I was surprised to see a dictionary end that way. “The End” tends to be associated with fiction, not reference books. Unfortunately though, “The End” is an increasingly relevant phrase in the word of lexicography.
Lexicography, the art of writing dictionaries, is a shrinking profession. With the Internet, almost everything is freely available. Fewer people invest in paper dictionaries, making it increasingly difficult for dictionary companies to stay afloat. Nevertheless, dictionaries are invaluable, now more than ever.
Many consider today to be a turbulent time in America’s history. Alternative facts are the norm, so much so that the Oxford English Dictionary named post-truth (adj. relating to or denoting circumstances in which objective facts are less influential in shaping public opinion than appeals to emotion and personal beliefs) its word of the year.
Dictionaries existsas a record of language, reminding us of the virtues and faults of the past. They save us from an Orwellian future in which facts can be altered with no consequence. After Donald Trump’s counselor Kellyanne Conway uttered the phrase “alternative facts,” lookups for the word “fact” spiked, along with sales of George Orwell’s 1984. With the dictionary reminding us what was and fiction warning us of what could be, it is easier to understand what is.
Because of its objectivity, the dictionary is as flexible as it is factual. It isn’t the authority on language. It records language as it’s written. It does not prioritize one dialect over another or impose any idea of “proper” English; though, for the sake of accuracy, it does note non-standard words, spellings and pronunciations. The dictionary is a cheerleader, not a police officer.
“Anybody can adapt English to their own purposes, and that, I think, has frightened some people, because that means that they don’t have control over it,” said Kory Stamper, a lexicographer at Merriam-Webster and the author of Word by Word: the Secret Life of Dictionaries. “But that’s the whole point: English is completely democratic; it’s completely by the people and for the people.”
In another paradox, the dictionary is as general as it is personal. The same dictionary can be used to learn a whole new language, settle a dispute over pronunciation, or find a new favorite word. “They are a reservoir,” said Manuel Da Luz Gonçalves, a Boston resident who compiled the first Cape Verdean–English dictionary. “If you don’t record the language, it’ll disappear. They are important as keepers of the language.” Gonçalves started compiling the dictionary as interest in the Creole spiked among linguists, tourists and second-generation immigrants. The dictionary’s gift to the language is accessibility. “A culture or language, if it’s only yours, it doesn’t make sense...We’re living in a society that isn’t just you and me, it’s we.”
Control of the language is a tool of power. From the legal requirement of Portuguese in Cape Verde to the more subtle linguistic demands of the classroom, authority stems first from words.
“Words are words to me. It's that simple. I don't like having to censor myself in order to meet society's expectations,” said Carina Layfield, a junior at Boston Latin School.

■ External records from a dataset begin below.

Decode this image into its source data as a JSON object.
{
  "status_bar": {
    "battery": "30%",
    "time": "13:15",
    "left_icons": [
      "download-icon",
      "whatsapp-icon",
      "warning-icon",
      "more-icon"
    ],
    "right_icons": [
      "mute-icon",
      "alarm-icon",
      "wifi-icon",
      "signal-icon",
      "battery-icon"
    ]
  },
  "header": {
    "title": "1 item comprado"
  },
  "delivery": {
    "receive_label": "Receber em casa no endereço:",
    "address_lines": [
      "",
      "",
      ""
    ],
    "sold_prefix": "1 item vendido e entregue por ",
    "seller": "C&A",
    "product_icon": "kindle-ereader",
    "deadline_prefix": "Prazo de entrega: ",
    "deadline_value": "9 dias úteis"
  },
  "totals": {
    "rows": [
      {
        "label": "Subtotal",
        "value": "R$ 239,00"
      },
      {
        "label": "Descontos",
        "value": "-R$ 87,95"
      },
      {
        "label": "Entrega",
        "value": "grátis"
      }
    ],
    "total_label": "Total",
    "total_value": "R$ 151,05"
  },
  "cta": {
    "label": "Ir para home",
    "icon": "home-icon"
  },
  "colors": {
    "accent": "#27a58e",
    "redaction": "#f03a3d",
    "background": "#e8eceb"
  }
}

Every dictionary is its own story. Dictionaries of the same language can reflect completely different groups of people. “Strange as it may seem, some dictionaries do indeed have distinct personalities,” says Jeremy Butterfield, editor of the third edition of Fowler’s Modern English Usage. “For example, the Chambers dictionary in the UK is seen as quirky and occasionally humorous, while the Oxford English Dictionary is seen as highly intellectual and serious. In my own experience, the character of a dictionary is shaped by two things: the team working on it and the target market.”
In any story, the dictionary included, “The End” also implies a middle and a beginning. The story of the dictionary is the story of us, the human race and our language. Our story is far from over. And so I’d like to think that the dictionary, too, is far from obsolete. The story will continue.